When you think about it, Saturday’s 5-4, 11-inning loss to Auburn was really was the perfect way for LSU’s erratic regular season to end.
The tantalizingly talented pitching, in this case Zack Hess, giving up a tying two-run home run in the ninth a strike away from victory. The veteran hitter, in this case Antoine Duplantis, a couple of feet either way from re-tying the game in the 11th with a grounder past third base.
In a season that started with sky-high expectations even by LSU baseball’s sky-high standards — remember that preseason No. 1 ranking? How could anyone forget? — evolving into another great LSU baseball team making another run at postseason titles and a trip to the College World Series just seems to continue to brush past these Tigers’ searching, outstretched fingers.
No question, LSU is rolling into the postseason with some enviable momentum. Duplantis’ three-run home run to beat Arkansas 3-2 last Saturday definitely sparked something in the Tigers, who went on to beat an in-state midweek opponent (UNO 7-5 … I’ll alert the rest of the media). LSU (34-22, 17-13 Southeastern Conference) then took the first two games of the Auburn series 7-1 and 5-1 with some timely and powerful hitting and a pair of combined two-hitters, the first time LSU pitchers have done that in back-to-back games since a pair of one-hitters in 1989.
“I’m proud of what we accomplished,” LSU coach Paul Mainieri said. “We fought through a lot of injuries to our pitching and won six of 10 (SEC) series. We didn’t get swept.
“This weekend was a big step in the right direction.”
But the margins for this LSU team are as thin as the paper Saturday’s box score was printed on.
The good news for LSU is Saturday’s loss didn’t cost the Tigers anything as far as their SEC tournament seeding, and they still have hopes of hosting an NCAA regional at Alex Box Stadium.

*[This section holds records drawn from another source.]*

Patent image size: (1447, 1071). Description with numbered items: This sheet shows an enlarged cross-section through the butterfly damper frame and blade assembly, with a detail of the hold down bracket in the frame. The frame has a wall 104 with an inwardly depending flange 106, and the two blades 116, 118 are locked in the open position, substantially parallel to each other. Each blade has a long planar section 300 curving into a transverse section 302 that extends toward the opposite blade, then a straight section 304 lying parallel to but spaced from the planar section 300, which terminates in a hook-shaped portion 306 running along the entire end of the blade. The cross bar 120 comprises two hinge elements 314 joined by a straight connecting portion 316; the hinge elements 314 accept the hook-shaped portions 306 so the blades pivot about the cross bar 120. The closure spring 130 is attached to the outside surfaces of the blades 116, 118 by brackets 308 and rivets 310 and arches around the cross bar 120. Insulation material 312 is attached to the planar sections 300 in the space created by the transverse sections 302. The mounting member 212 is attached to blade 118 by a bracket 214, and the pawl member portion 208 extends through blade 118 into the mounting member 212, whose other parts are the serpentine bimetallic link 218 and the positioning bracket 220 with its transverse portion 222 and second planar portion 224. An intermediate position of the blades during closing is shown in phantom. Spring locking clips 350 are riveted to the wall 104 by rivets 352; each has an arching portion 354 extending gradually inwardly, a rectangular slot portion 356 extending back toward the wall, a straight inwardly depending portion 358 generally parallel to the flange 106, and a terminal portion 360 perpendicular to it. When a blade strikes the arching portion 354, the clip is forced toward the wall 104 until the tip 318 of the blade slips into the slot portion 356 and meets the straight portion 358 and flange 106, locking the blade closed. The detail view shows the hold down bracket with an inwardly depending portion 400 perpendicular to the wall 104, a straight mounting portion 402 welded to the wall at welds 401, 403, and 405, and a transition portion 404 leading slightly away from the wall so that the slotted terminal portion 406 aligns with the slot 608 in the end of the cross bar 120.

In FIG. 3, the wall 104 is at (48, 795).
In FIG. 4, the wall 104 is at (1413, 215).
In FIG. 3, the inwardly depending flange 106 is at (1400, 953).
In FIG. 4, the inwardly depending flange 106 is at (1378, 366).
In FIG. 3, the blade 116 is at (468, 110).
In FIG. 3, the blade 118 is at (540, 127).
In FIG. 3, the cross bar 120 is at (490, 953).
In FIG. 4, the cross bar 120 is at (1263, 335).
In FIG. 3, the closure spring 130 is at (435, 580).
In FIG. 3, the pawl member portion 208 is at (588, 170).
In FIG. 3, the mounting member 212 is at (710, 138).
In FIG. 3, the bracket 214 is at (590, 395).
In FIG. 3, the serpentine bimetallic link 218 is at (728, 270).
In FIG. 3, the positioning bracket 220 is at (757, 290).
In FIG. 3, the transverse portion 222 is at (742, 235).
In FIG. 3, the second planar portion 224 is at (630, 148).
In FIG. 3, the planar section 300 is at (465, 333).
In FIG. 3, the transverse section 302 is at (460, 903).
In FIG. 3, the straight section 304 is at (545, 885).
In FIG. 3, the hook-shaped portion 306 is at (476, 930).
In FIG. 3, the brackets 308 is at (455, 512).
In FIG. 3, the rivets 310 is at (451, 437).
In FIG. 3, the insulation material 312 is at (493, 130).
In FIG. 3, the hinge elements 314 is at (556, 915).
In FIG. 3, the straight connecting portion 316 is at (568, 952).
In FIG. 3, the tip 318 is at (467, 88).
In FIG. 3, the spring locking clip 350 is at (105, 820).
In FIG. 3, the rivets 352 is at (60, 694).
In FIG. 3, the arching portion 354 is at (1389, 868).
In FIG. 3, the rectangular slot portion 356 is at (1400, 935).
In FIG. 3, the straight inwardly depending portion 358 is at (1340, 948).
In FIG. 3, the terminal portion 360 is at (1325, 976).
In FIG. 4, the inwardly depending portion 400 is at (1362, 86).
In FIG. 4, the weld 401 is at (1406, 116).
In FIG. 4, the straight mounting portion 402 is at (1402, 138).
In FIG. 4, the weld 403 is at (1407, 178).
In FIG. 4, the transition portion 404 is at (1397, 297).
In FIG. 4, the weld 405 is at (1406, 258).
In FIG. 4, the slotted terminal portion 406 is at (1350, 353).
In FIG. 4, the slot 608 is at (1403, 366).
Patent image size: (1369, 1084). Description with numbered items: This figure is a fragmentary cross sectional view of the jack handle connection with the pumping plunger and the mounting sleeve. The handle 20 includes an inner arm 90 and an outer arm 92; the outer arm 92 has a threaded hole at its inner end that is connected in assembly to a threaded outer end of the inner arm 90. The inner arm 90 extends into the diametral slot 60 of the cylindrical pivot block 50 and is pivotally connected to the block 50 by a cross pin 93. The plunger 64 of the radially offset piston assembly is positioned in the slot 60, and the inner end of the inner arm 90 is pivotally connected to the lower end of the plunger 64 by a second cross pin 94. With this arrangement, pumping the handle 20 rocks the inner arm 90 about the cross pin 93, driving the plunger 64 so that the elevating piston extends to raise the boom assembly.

The Tigers won the series against an Auburn team that came into the series ranked ahead of them in RPI, and LSU has an impressive 19 top 50 wins, one of the best such totals in the nation.
But LSU goes to Hoover, Alabama, its traditional postseason playland — the Tigers have won six SEC tournament titles under Mainieri and reached the final for a seventh time in 2018 — not knowing who it will start Tuesday night against South Carolina.
Considering the Tigers are the No. 5 seed and the Gamecocks are the No. 12 — just clawing their way into the SEC tournament with an 8-22 conference record — you’d figure LSU to be the overwhelming favorite.
But if you lined up LSU’s injured pitchers this season with their arms outstretched fingertip to fingertip, they’d reach from Alex Box Stadium to the Hoover Met. The Tigers got some good news Saturday in that stud freshman Cole Henry’s simulated game went well but bad news in that freshman Jaden Hill was unable to throw his simulated game at all. That makes him unavailable for the SEC tournament and at this point a write-off for the NCAA tournament as well.
Mainieri wouldn’t come out and say it, but there have to be crossed fingers on every LSU baseball coach’s hand that Henry will be able to start Tuesday and give the Tigers … something. They really don’t have a lot of other dependable options other than, perhaps, Todd Peterson, who pitched twice in relief in the Auburn series.
“He was a little rusty,” Mainieri said of Henry's simulated game. “I’d say he had his ‘B’ stuff.”
Henry’s “B” stuff sounds like the stuff of legends all things considered.
Part of the problem for LSU is timing. The Tigers salvaged the last game of the series at Arkansas and it was seen as a momentum booster. They lost the last game of the Auburn series and it’s a splash of cold water. If LSU had split the first two against Auburn and won Saturday, the series would have a different feel to it.
As it is, you know LSU is playing better. The Tigers know they are playing better.
“The team is really close to where it needs to be,” Hess said.
But there are just enough question marks to give you pause. And that’s what makes Saturday’s loss to Auburn the perfect summation to this quite imperfect LSU baseball season. A season in which the Tigers can see greatness but just haven't figured out the path to it yet.